Het vonnis waarvan beroep
Het vonnis waarvan beroep kan niet in stand blijven omdat het hof zich daarmee niet verenigt.
Vrijspraak
Naar het oordeel van het hof is niet wettig en overtuigend bewezen hetgeen aan de verdachte primair en subsidiair is ten laste gelegd, zodat de verdachte daarvan –overeenkomstig de vordering van de advocaat-generaal- behoort te worden vrijgesproken.

BESLISSING

Het hof:
Vernietigt het vonnis waarvan beroep en doet opnieuw recht:
Verklaart niet bewezen dat de verdachte het primair en subsidiair ten laste gelegde heeft begaan en spreekt de verdachte daarvan vrij.

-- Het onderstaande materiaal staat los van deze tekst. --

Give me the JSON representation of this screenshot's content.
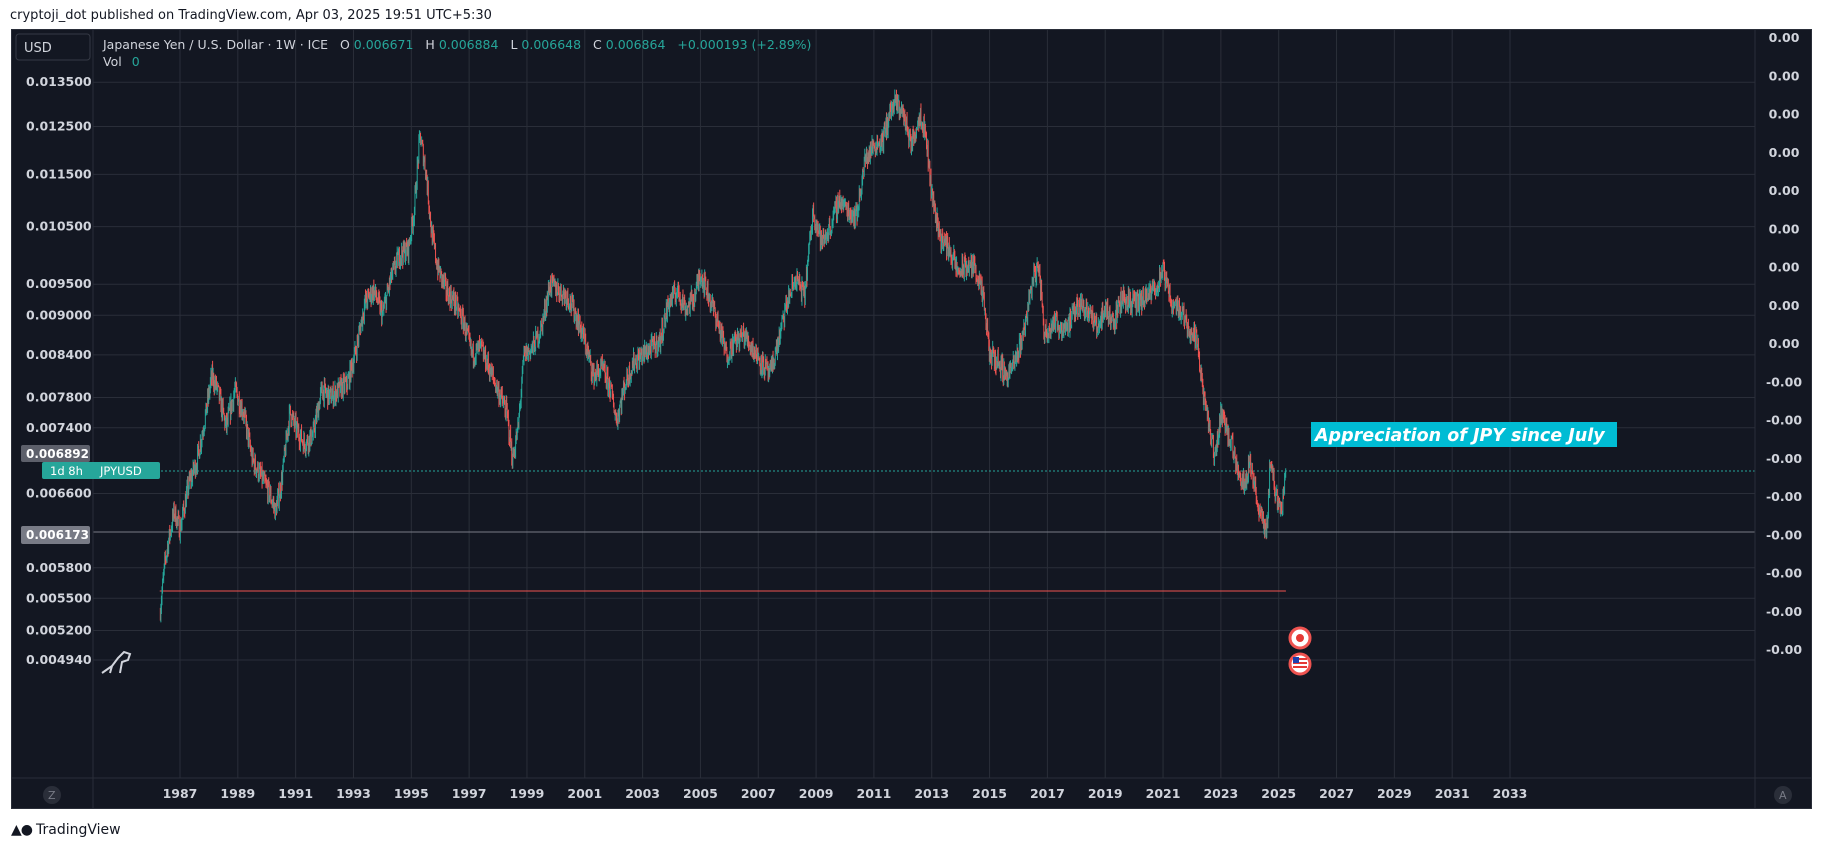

Dit arrest is gewezen door mr. M.J. de Haan-Boerdijk,
mr. J.M. van de Poll en mr. A.W.M. Bijloos, in bijzijn van de griffier A. van der Schalk.
Het is uitgesproken op de openbare terechtzitting van het hof van 21 september 2016.
Mr. A.W.M. Bijloos is buiten staat dit arrest te ondertekenen.